Nokia advances share buyback program with recent acquisition

Published 07/03/2025, 21:34
Nokia advances share buyback program with recent acquisition

ESPOO - Nokia Oyj (HE:NOKIA) (LEI: 549300A0JPRWG1KI7U06) has announced the purchase of 3,743,248 of its own shares on Monday, as part of its ongoing buyback program aimed at mitigating the dilutive effect of stock distributed to Infinera (NASDAQ:INFN) Corporation shareholders and certain stock-based incentives. The shares, with ISIN FI0009000681, were acquired across several marketplaces, including XHEL, CEUX, AQEU, and TQEX, at a weighted average price of €4.81 per share, totaling €17,987,430.

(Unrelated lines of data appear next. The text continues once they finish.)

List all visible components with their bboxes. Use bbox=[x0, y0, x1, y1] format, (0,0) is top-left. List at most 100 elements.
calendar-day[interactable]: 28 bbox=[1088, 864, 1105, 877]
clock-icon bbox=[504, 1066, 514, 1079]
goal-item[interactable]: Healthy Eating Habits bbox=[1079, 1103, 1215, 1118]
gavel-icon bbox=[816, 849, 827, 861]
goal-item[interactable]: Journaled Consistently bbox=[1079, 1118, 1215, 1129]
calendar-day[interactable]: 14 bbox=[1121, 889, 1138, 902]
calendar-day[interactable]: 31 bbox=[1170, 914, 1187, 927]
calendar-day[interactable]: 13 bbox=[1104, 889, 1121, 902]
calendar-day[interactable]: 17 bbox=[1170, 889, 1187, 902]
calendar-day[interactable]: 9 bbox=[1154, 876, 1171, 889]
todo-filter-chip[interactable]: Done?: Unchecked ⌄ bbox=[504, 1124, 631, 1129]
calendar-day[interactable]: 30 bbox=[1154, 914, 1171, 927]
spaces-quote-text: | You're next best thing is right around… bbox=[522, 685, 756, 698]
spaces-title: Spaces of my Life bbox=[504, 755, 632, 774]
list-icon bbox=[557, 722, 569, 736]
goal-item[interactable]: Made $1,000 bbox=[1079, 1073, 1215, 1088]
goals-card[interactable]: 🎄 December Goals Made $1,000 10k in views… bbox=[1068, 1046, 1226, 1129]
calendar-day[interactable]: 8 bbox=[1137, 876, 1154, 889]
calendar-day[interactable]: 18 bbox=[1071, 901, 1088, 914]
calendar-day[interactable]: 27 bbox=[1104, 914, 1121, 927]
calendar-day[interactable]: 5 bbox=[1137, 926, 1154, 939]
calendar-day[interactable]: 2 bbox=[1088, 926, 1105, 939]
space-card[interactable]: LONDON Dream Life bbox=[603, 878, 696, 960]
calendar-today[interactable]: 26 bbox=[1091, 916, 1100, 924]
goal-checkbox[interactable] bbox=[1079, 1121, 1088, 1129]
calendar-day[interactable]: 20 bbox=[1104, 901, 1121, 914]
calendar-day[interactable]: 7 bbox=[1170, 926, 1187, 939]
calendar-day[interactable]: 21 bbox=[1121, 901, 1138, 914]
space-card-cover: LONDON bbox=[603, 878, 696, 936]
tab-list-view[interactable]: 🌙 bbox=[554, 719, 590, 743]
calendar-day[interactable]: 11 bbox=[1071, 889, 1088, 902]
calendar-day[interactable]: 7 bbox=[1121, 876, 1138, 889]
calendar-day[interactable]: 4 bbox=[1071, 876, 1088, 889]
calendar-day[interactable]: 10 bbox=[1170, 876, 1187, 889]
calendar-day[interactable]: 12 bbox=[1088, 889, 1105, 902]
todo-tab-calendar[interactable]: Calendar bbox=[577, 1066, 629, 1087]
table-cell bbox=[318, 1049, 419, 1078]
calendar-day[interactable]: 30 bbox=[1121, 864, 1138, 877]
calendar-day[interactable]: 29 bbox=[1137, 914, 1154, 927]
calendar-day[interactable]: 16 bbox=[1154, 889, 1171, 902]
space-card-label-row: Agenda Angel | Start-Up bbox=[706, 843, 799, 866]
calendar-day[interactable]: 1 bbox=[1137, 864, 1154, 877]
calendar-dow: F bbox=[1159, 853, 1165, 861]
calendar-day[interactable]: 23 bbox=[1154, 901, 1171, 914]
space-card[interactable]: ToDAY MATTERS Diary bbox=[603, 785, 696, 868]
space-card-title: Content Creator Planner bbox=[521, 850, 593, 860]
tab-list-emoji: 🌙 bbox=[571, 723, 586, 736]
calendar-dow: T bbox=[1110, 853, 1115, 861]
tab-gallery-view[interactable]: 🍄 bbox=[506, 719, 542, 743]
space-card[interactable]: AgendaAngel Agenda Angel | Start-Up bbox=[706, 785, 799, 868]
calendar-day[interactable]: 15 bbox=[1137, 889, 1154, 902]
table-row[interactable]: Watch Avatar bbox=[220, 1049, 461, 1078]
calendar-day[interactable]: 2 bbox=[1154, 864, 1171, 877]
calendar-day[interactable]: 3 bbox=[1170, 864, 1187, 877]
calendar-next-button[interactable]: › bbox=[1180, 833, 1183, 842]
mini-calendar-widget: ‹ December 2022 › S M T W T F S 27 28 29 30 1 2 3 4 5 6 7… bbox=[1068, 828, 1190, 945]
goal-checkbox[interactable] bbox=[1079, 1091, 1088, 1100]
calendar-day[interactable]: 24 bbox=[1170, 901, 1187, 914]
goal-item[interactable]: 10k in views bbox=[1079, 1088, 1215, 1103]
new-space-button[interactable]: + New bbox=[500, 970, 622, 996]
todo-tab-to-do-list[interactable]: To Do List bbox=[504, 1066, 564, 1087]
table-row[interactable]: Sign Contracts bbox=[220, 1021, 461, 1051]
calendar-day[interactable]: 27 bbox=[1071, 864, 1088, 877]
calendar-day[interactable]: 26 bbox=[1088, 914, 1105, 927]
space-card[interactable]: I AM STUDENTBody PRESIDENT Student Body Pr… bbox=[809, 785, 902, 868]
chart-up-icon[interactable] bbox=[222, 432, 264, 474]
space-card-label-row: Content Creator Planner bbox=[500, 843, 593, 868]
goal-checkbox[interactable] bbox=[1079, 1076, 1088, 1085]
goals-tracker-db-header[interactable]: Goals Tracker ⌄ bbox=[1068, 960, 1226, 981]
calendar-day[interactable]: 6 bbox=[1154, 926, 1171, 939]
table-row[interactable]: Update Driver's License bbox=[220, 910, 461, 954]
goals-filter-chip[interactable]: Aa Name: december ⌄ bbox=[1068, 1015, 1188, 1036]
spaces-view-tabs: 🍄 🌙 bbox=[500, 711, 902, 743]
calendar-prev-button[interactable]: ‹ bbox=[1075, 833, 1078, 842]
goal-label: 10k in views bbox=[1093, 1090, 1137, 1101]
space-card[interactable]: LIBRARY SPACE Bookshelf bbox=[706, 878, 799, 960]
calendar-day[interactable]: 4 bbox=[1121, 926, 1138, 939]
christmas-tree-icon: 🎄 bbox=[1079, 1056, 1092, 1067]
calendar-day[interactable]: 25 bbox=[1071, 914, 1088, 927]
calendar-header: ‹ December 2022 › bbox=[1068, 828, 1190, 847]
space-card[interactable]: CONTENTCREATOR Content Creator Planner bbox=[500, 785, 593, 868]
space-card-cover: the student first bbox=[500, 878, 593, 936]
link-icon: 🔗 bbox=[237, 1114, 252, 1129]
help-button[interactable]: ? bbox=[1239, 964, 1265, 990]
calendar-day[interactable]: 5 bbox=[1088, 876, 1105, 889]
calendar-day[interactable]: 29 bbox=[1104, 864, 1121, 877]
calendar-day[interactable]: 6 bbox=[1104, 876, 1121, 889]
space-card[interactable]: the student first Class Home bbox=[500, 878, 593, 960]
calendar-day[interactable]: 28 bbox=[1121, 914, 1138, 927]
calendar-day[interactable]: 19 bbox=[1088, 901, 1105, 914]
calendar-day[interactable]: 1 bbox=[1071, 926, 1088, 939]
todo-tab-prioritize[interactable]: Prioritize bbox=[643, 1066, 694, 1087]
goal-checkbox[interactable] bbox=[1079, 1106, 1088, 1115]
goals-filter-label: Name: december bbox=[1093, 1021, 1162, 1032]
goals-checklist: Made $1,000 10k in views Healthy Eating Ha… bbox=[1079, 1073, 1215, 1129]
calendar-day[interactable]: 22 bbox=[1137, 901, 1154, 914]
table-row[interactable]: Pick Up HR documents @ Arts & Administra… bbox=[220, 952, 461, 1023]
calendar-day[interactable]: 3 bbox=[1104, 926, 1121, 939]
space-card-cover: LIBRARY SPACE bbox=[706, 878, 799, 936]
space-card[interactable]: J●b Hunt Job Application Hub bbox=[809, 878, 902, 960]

This move is in line with the buyback plan initiated on November 22, 2024, following the authorization granted by Nokia’s Annual General Meeting on April 3, 2024. The buyback program, compliant with the Market Abuse Regulation (EU) 596/2014 (MAR) and the Commission Delegated Regulation (EU) 2016/1052, began on November 25, 2024, and is set to conclude by December 31, 2025. The program’s target is to acquire 150 million shares, with a maximum total expenditure of €900 million.

Following the recent transactions, Nokia now holds 153,058,513 of its own shares. The details of these transactions are included as an annex to the press release statement.

Nokia, a leader in B2B technology and innovation, is known for pioneering future-oriented, intelligent network solutions. With a century-long history marked by intellectual property value creation and award-winning research and development led by Nokia Bell Labs, the company has established a leading position in fixed, mobile, and cloud network technologies. Nokia’s network solutions, built on open architecture, seamlessly integrate into various ecosystems, enabling new commercialization and scaling opportunities. Service providers, enterprises, and partners worldwide rely on Nokia’s network performance, responsibility, and security standards.

The information in this article is based on a press release statement from Nokia Oyj.